Tippens was doing urban gardening outreach in Daytona Beach, Florida, more than decade ago when he was asked to come to Chattanooga for a similar effort here. Over time, his work has been aligned with different churches, schools and nonprofit agencies.

He says some of the strongest bonds have been with schools (and by association, young people who see the need for changes in the way food is produced for the masses). Students at the University of Tennessee at Chattanooga and Chattanooga State Community College are among his most loyal volunteers, using City Farms Grower Coalition for service-learning opportunities.

(READ MORE: Food insecurity multiplied during COVID.)

On most days, students from UTC will be at the greenhouse at Gateway Towers replanting seedlings or fertilizing plants inside square plots bounded by landscaping timbers.
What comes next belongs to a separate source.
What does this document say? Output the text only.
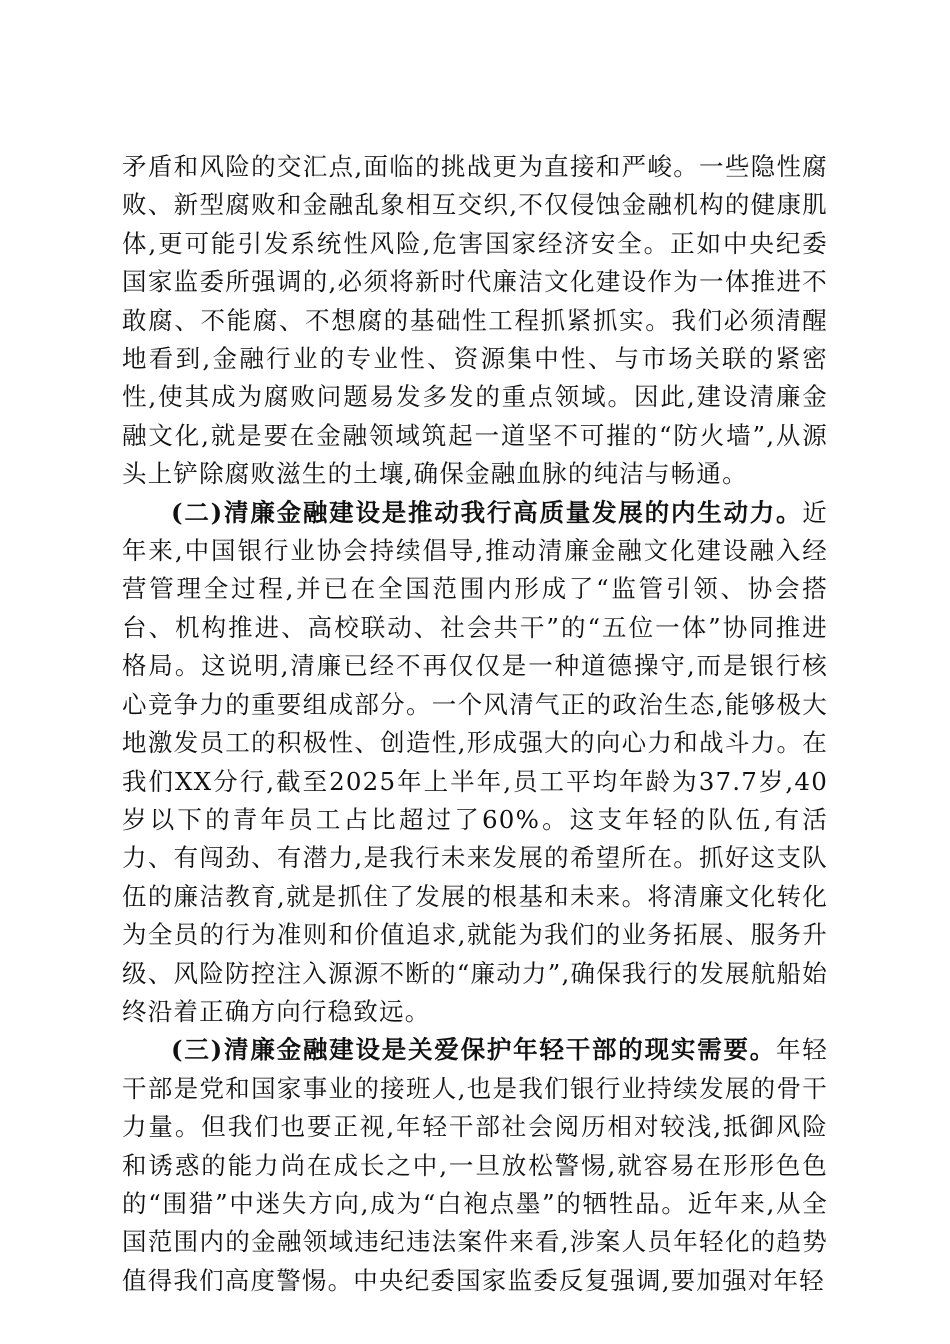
矛盾和风险的交汇点,面临的挑战更为直接和严峻。一些隐性腐败、新型腐败和金融乱象相互交织,不仅侵蚀金融机构的健康肌体,更可能引发系统性风险,危害国家经济安全。正如中央纪委国家监委所强调的,必须将新时代廉洁文化建设作为一体推进不敢腐、不能腐、不想腐的基础性工程抓紧抓实。我们必须清醒地看到,金融行业的专业性、资源集中性、与市场关联的紧密性,使其成为腐败问题易发多发的重点领域。因此,建设清廉金融文化,就是要在金融领域筑起一道坚不可摧的“防火墙”,从源头上铲除腐败滋生的土壤,确保金融血脉的纯洁与畅通。

(二)清廉金融建设是推动我行高质量发展的内生动力。近年来,中国银行业协会持续倡导,推动清廉金融文化建设融入经营管理全过程,并已在全国范围内形成了“监管引领、协会搭台、机构推进、高校联动、社会共干”的“五位一体”协同推进格局。这说明,清廉已经不再仅仅是一种道德操守,而是银行核心竞争力的重要组成部分。一个风清气正的政治生态,能够极大地激发员工的积极性、创造性,形成强大的向心力和战斗力。在我们XX分行,截至2025年上半年,员工平均年龄为37.7岁,40岁以下的青年员工占比超过了60%。这支年轻的队伍,有活力、有闯劲、有潜力,是我行未来发展的希望所在。抓好这支队伍的廉洁教育,就是抓住了发展的根基和未来。将清廉文化转化为全员的行为准则和价值追求,就能为我们的业务拓展、服务升级、风险防控注入源源不断的“廉动力”,确保我行的发展航船始终沿着正确方向行稳致远。

(三)清廉金融建设是关爱保护年轻干部的现实需要。年轻干部是党和国家事业的接班人,也是我们银行业持续发展的骨干力量。但我们也要正视,年轻干部社会阅历相对较浅,抵御风险和诱惑的能力尚在成长之中,一旦放松警惕,就容易在形形色色的“围猎”中迷失方向,成为“白袍点墨”的牺牲品。近年来,从全国范围内的金融领域违纪违法案件来看,涉案人员年轻化的趋势值得我们高度警惕。中央纪委国家监委反复强调,要加强对年轻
City Farms has also helped establish gardens at local public schools such as Hardy Elementary, Orchard Knob Middle and The Howard School.

Tippens has high hopes for the garden at Howard, where members of an environmental sciences class are the gardeners. Hopes are that it can grow and be modeled after a program called Grow Dat, an urban farm and youth development organization in New Orleans that employs more than 100 people ages 16 to 22.

"I don't care that much about organic asparagus or different-colored carrots," Tippens said. "What I love is the relationships, especially with the young people. ... We need a new generation of people who will address the food-access inequity in our city."